Doa Kedamaian untuk Bangsa

Suasana haru menyelimuti Istana Negara saat Quraish Shihab mengajak seluruh tamu undangan untuk ikut berdoa bersama. Doa singkat yang dipanjatkan adalah "Allahumma Antas Salam", sebuah permohonan kedamaian yang diajarkan Nabi Muhammad SAW.
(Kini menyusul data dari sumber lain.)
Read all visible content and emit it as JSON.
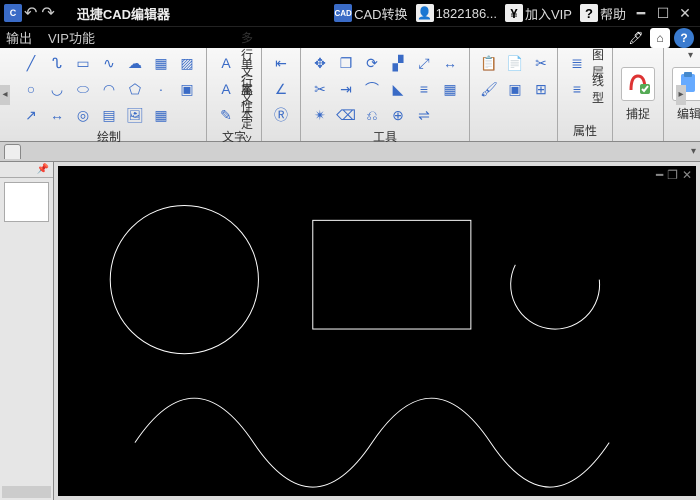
{
  "app": {
    "title": "迅捷CAD编辑器"
  },
  "titlebar": {
    "cad_convert": "CAD转换",
    "phone": "1822186...",
    "join_vip": "加入VIP",
    "help": "帮助"
  },
  "menubar": {
    "export": "输出",
    "vip": "VIP功能"
  },
  "ribbon": {
    "draw": "绘制",
    "text": "文字",
    "tools": "工具",
    "props": "属性",
    "snap": "捕捉",
    "edit": "编辑",
    "multiline_text": "多行文本",
    "singleline_text": "单行文本",
    "attr_def": "属性定义",
    "layer": "图层",
    "linetype": "线型"
  }
}
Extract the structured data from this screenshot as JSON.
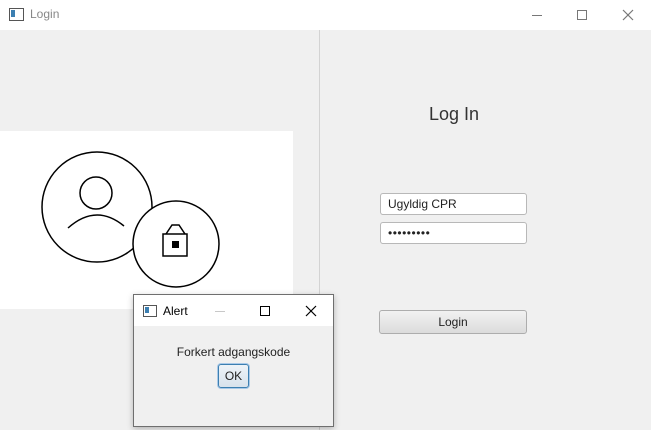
{
  "window": {
    "title": "Login",
    "controls": {
      "minimize": "minimize-icon",
      "maximize": "maximize-icon",
      "close": "close-icon"
    }
  },
  "login": {
    "heading": "Log In",
    "cpr_value": "Ugyldig CPR",
    "password_value": "•••••••••",
    "button_label": "Login"
  },
  "image": {
    "icon": "user-lock-icon"
  },
  "alert": {
    "title": "Alert",
    "message": "Forkert adgangskode",
    "ok_label": "OK"
  },
  "colors": {
    "accent": "#3c7fb1",
    "divider": "#d3d3d3",
    "background": "#f0f0f0"
  }
}
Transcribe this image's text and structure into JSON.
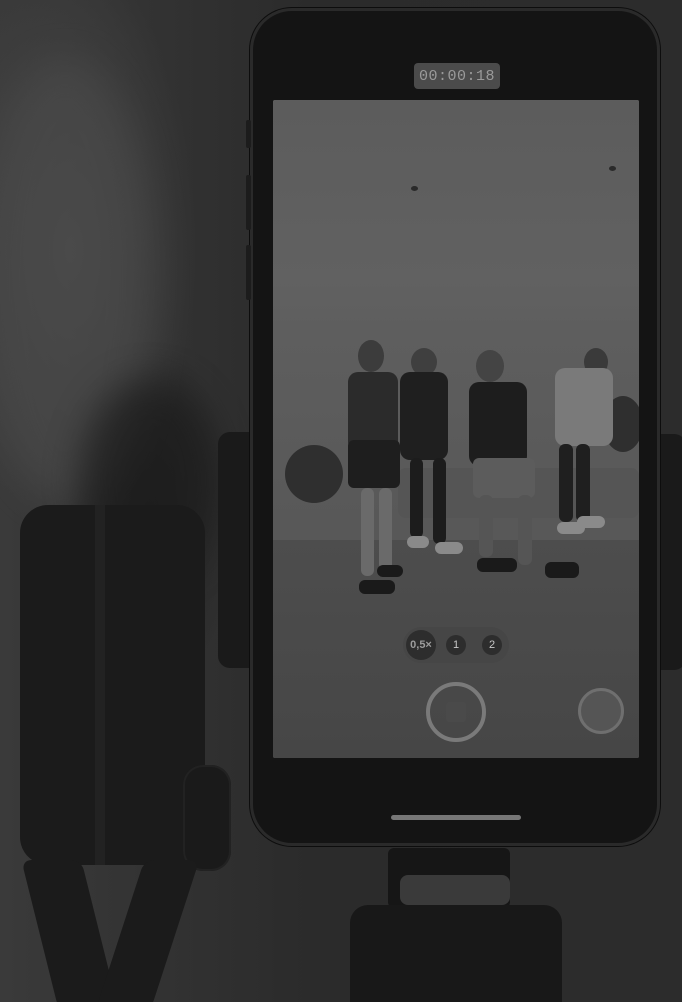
{
  "camera_app": {
    "timer": "00:00:18",
    "zoom_options": [
      "0,5×",
      "1",
      "2"
    ],
    "selected_zoom": "0,5×"
  },
  "colors": {
    "background": "#2a2a2a",
    "phone_body": "#141414",
    "screen_overlay": "#5a5a5a"
  },
  "icons": {
    "record": "stop-record-icon",
    "thumbnail": "gallery-thumbnail-icon"
  }
}
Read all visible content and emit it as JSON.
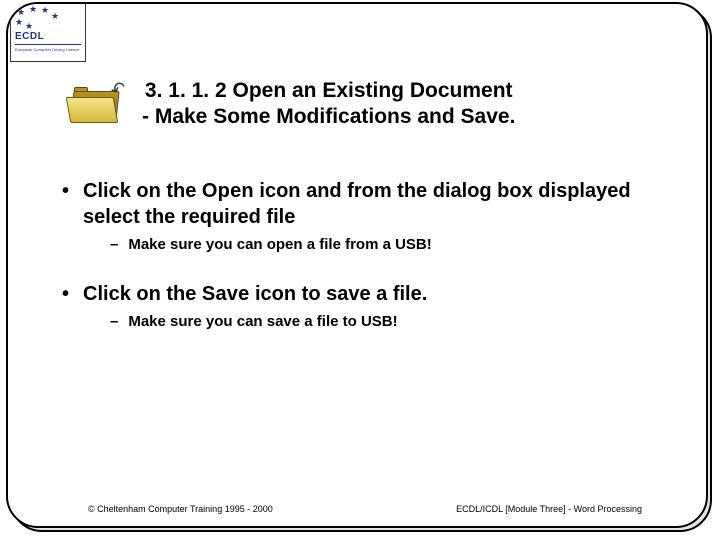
{
  "logo": {
    "label": "ECDL",
    "caption": "European Computer Driving Licence"
  },
  "title": {
    "line1": "3. 1. 1. 2 Open an Existing Document",
    "line2": "- Make Some Modifications and Save."
  },
  "bullets": [
    {
      "text_prefix": "Click on the ",
      "strong": "Open",
      "text_suffix": " icon and from the dialog box displayed select the required file",
      "sub": "Make sure you can open a file from a USB!"
    },
    {
      "text_prefix": "Click on the ",
      "strong": "Save",
      "text_suffix": " icon to save a file.",
      "sub": "Make sure you can save a file to USB!"
    }
  ],
  "footer": {
    "left": "© Cheltenham Computer Training 1995 - 2000",
    "right": "ECDL/ICDL [Module Three]  - Word Processing"
  }
}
"Ya Allah, Engkaulah yang Maha Damai, hidupkanlah kami dalam kedamaian," ucap Quraish saat menutup tausiyahnya di depan Presiden. Kalimat tersebut menjadi inti dari harapan besar bagi masa depan kepemimpinan dan stabilitas negara Indonesia.

Setelah menyelesaikan penyampaian hikmah, terlihat momen keakraban yang sangat humanis antara kedua tokoh besar tersebut. Presiden Prabowo Subianto dengan sigap membantu Quraish Shihab menuruni tiga undakan tangga dari podium tempatnya berdiri.

Prabowo tampak menggandeng tangan kanan mufassir tersebut sembari berbincang sejenak sebelum kembali ke kursi utama. Gestur ini menunjukkan rasa hormat yang mendalam dari Kepala Negara kepada sosok ulama yang dihormati tersebut.

Peringatan Nuzulul Qur'an ini pun berakhir dengan kesan yang kuat mengenai kolaborasi antara umara dan ulama. Pesan Quraish Shihab menjadi pengingat penting bahwa kekuasaan adalah sarana untuk melayani kepentingan rakyat dan mewujudkan kedamaian.



Pertanyaan Umum (FAQ)

Apa pesan utama Quraish Shihab untuk Presiden Prabowo?

Pesan utamanya adalah bahwa kekuasaan bersumber dari Tuhan dan harus digunakan sebagai sarana untuk menyejahterakan rakyat serta menegakkan keadilan dan perdamaian.

Kapan dan di mana momen doa Quraish Shihab berlangsung?

Momen tersebut berlangsung pada Selasa malam, 10 Maret 2026, dalam acara Nuzulul Qur'an tingkat kenegaraan di Istana Negara, Jakarta Pusat.

Siapa tokoh yang dikutip Quraish Shihab dalam doanya?

Quraish Shihab mengutip gurunya, Syeikh Mutawalli Asy-Syarawi, yang pernah memanjatkan doa serupa kepada Presiden Mesir.